I've shot nothing but 9mm and 38 spl. All my life. Last Jan. bought my first 45 acp. The very first time out with the 45, 3 out of the first 8 (all the magazine held) I had a failure to feed or eject. Cause..limp wrist. Tightened my grip and never had another issue and have shot several hundred rounds. It happens.


----------



## thomismetal (Sep 27, 2012)

@ tommyt

pretty sure you're right, it's an ammo problem


----------



## mildot22 (Dec 15, 2012)

Afternoon thomismetal

I really don't know how normal your problem is but my new 92A1 did the same thing. 

It would fail to fully feed a new round & wouldn't lock open on the last round. 
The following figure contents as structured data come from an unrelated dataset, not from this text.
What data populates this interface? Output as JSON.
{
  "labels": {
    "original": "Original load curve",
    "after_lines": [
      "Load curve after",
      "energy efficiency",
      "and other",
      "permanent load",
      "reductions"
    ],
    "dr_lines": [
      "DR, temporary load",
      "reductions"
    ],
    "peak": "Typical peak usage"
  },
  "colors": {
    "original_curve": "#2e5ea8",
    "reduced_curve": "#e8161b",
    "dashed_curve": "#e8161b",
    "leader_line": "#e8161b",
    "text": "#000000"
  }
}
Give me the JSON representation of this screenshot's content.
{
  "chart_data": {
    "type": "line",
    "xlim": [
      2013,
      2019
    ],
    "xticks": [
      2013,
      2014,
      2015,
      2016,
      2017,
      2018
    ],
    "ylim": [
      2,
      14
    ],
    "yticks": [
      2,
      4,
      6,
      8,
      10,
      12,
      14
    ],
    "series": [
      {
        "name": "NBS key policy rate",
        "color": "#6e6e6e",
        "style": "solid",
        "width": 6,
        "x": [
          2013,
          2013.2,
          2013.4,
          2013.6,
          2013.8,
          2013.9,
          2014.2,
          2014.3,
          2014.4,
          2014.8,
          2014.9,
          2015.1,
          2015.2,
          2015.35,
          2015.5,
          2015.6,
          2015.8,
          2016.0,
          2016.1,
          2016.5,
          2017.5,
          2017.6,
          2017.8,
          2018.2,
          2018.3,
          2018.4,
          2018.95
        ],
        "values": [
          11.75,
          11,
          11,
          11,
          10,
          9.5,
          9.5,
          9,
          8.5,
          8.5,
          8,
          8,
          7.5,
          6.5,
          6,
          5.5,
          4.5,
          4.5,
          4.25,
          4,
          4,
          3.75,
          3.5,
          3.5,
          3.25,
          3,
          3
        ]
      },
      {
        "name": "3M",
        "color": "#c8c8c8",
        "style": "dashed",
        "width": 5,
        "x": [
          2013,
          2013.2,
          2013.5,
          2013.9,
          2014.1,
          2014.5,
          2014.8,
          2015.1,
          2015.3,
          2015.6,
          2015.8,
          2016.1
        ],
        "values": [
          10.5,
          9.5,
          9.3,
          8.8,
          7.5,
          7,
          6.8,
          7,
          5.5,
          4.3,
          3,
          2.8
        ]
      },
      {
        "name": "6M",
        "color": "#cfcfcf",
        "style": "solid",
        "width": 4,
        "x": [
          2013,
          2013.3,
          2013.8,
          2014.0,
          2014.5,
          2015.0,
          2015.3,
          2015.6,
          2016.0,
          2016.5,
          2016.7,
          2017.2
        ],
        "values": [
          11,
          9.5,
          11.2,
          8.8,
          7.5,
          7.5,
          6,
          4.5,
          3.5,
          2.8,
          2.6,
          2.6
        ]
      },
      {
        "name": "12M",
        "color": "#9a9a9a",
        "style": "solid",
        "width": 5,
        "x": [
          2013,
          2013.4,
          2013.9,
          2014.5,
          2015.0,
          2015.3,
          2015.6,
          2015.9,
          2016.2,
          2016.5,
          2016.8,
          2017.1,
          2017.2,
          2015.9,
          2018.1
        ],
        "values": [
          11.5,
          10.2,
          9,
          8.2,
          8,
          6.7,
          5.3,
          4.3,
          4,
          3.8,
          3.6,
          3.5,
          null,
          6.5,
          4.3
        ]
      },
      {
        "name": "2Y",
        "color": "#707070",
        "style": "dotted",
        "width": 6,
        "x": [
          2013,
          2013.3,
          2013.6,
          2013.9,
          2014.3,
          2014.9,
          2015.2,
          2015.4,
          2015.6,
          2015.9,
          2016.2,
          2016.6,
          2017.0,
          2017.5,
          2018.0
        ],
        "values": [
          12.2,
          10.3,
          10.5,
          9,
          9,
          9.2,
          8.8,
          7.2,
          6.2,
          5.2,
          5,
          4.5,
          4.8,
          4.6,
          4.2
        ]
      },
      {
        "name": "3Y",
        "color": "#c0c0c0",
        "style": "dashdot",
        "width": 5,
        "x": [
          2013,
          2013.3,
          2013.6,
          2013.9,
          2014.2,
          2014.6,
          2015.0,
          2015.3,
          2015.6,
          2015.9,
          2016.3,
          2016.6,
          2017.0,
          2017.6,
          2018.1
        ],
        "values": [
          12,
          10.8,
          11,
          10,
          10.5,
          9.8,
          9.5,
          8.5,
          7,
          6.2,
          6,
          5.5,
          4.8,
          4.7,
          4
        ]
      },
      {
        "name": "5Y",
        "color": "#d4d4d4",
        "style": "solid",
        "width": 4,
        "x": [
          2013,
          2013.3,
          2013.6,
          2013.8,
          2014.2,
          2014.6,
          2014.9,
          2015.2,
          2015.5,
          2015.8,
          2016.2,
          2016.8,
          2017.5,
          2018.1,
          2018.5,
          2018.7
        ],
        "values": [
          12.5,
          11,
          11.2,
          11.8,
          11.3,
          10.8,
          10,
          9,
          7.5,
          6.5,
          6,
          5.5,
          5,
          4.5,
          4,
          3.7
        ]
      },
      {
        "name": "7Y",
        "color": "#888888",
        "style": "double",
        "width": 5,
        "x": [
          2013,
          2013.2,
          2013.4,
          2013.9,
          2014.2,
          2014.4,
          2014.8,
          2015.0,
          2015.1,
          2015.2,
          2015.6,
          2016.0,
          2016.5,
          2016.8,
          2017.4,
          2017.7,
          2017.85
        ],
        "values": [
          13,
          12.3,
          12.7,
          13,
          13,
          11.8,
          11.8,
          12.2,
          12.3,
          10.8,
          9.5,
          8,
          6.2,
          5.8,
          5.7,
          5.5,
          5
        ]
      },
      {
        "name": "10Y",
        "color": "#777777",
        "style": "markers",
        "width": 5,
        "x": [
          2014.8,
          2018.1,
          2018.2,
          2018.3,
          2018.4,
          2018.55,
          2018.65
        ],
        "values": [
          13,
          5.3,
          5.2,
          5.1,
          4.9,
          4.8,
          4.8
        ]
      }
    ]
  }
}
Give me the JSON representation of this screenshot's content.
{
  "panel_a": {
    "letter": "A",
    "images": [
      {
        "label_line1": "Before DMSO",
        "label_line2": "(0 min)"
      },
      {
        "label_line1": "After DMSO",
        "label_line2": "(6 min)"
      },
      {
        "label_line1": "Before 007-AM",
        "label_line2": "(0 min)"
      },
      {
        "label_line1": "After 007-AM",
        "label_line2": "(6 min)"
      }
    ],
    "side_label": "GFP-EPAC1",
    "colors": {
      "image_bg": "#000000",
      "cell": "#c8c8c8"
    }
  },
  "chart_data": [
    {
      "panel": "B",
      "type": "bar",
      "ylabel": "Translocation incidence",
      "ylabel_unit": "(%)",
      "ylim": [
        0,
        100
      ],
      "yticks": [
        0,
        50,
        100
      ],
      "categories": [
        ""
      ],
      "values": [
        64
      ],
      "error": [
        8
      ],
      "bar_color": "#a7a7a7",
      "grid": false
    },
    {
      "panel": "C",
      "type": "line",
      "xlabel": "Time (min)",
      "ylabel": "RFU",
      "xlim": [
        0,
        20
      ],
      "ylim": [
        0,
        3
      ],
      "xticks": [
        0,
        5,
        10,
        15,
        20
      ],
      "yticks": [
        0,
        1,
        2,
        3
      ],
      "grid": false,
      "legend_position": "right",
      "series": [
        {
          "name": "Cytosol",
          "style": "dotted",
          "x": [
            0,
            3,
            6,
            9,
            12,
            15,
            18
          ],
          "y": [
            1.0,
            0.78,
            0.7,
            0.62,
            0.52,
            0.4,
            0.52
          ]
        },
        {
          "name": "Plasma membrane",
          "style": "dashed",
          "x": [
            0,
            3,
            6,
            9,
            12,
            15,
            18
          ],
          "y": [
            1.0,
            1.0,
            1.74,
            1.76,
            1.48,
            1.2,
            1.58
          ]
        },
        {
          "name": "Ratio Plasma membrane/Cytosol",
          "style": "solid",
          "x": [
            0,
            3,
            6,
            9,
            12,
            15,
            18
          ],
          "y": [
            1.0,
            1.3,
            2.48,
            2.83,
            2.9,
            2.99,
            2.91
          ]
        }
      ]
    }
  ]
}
Mine just needed about 500 round through it to work & feed properly. It seems the combination of a new tight gun, heavy recoil spring, & heavy hammer spring all stack up to make the slide move with enough resistance to not fully stroke with lighter ammo. 

On my 92A1, seeing as I hand load, I just bumped the powder amount up 2 grains & all was good. Then when I got near 500 rounds I backed off 1 grain of powder than another 1 grain & now it feeds great back to using my normal loaded rounds. 

Bottom line -- just give it some shooting time & if possible find some more powerful rounds to get it feeding properly until it is fully broken in.


----------